“I have never won such a big race,” said cyclist Cédrine Kerbaol in 2024, beaming in a post-race interview. She had just won a stage of the Tour de France Femmes after a 15km solo attack, making history as the event’s first-ever French stage winner, and securing her team Ceratizit-WNT Pro Cycling’s most prestigious victory. “It’s crazy.”
A lot can change in a year. Kerbaol left for EF Education-Oatly at the end of the season, activating a get-out clause after the team had some hiccups registering for their WorldTour license. Then, in September 2025, Ceratizit Pro Cycling’s general manager Claude Sun was forced to close the team he’d spent more than a decade building. “It’s your baby,” he tells Cyclingnews. “You’ve got a good relationship with all the riders – it’s like your family. And from the sports point of view, it’s not a good thing.”
The irony is that women’s cycling has never been bigger: the Tour de France Femmes avec Zwift is broadcast in 190 different countries, with 7.7 million viewers watching the final stage last year, according to France TV. There is more money, more professionalism. The Women’s WorldTour level was introduced in 2020, the average WorldTour team budget has risen to €4.67 million, and the UCI’s minimum salary requirements are almost in line with the men’s. But with costs soaring, teams like Ceratizit are struggling to stay afloat.

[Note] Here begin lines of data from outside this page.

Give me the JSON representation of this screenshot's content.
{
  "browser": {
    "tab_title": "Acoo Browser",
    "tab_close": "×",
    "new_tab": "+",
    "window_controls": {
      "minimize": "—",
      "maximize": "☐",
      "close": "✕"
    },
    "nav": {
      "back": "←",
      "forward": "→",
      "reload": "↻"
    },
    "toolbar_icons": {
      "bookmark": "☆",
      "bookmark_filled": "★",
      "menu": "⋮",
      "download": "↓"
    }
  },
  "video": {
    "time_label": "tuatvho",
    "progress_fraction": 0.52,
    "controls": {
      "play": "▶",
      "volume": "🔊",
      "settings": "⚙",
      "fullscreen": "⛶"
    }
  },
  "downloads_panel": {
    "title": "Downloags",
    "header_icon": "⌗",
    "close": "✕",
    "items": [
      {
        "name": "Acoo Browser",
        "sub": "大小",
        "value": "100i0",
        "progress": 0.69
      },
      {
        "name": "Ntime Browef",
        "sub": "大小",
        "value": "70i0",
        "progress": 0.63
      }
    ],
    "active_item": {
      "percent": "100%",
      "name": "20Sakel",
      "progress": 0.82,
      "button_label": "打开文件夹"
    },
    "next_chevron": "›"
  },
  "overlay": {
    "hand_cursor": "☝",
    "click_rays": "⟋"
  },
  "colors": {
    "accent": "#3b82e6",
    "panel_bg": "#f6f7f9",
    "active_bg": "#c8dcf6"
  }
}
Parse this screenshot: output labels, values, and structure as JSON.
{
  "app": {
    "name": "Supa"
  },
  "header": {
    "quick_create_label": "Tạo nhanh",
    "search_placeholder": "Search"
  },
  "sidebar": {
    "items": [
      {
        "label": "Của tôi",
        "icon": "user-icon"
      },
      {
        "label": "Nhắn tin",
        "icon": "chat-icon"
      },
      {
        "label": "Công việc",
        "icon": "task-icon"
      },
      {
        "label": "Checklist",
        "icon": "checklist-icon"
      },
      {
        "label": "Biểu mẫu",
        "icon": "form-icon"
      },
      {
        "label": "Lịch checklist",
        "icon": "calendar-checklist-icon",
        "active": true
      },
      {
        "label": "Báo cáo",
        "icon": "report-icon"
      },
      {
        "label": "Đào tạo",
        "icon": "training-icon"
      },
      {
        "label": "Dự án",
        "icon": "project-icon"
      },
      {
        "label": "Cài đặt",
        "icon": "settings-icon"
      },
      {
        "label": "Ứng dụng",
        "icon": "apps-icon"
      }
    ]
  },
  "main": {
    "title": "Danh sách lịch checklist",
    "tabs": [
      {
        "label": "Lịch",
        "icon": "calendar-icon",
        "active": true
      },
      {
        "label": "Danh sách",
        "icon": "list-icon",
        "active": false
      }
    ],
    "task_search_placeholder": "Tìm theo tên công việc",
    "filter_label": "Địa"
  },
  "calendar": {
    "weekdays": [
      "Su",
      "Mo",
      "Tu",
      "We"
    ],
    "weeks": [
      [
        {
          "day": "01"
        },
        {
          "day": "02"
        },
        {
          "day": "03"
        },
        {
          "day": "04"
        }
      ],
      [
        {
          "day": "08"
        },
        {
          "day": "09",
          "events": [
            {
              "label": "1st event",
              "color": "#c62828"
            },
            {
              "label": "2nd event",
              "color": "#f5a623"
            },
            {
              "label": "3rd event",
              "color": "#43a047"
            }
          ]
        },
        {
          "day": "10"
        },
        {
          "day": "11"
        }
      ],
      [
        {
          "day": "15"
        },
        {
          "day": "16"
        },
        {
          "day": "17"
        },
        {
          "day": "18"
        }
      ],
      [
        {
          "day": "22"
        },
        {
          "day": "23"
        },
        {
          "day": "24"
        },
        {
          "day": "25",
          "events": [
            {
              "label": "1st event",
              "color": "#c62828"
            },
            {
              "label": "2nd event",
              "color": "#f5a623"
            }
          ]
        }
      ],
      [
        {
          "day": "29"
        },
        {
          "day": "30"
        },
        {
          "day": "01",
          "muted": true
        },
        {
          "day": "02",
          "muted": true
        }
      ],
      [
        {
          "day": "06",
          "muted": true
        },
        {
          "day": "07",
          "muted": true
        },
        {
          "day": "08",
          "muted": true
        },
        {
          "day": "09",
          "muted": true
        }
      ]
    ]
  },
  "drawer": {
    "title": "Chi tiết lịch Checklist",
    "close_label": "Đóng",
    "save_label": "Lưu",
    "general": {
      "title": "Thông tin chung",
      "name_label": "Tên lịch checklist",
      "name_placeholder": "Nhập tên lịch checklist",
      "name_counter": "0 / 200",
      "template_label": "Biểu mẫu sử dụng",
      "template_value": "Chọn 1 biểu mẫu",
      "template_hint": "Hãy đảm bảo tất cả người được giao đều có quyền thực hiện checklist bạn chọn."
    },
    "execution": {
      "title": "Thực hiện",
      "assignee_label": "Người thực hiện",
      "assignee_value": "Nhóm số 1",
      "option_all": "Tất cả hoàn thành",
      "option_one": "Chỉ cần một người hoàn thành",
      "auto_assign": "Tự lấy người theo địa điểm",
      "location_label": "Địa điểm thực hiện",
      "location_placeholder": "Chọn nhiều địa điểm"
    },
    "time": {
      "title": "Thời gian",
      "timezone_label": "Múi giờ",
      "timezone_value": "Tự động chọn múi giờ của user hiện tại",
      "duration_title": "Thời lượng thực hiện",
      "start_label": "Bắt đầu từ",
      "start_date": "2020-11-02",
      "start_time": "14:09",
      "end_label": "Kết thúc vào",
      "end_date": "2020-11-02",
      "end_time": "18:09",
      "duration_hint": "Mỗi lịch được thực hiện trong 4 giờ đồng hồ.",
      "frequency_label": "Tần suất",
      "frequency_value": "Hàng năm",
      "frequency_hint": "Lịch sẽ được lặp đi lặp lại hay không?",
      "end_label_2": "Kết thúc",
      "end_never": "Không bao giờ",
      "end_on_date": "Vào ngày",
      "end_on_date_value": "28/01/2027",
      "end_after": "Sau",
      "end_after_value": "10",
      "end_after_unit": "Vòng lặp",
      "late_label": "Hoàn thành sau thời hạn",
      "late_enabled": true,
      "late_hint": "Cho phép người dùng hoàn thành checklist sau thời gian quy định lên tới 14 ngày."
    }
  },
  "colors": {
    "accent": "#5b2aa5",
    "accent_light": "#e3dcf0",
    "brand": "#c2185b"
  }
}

Is women’s cycling becoming a victim of its own success?
Sun, who was previously sales manager for the B2B cutting and machining tools company, launched the team, then known as WNT, in 2014. The aim was to promote the business – diluting the brand’s masculine image by sponsoring a women’s team – and, he says, to “develop new talent, very important for us, and have an international team.” In 2019, the team moved from Sheffield to Germany, signing riders like Kirsten Wild, Clara Koppenburg and Lisa Brennauer. It joined the WorldTour in 2024, and, over its 11 seasons, achieved 65 road victories – 13 in the WorldTour – and four Olympic medals, hardly poor results.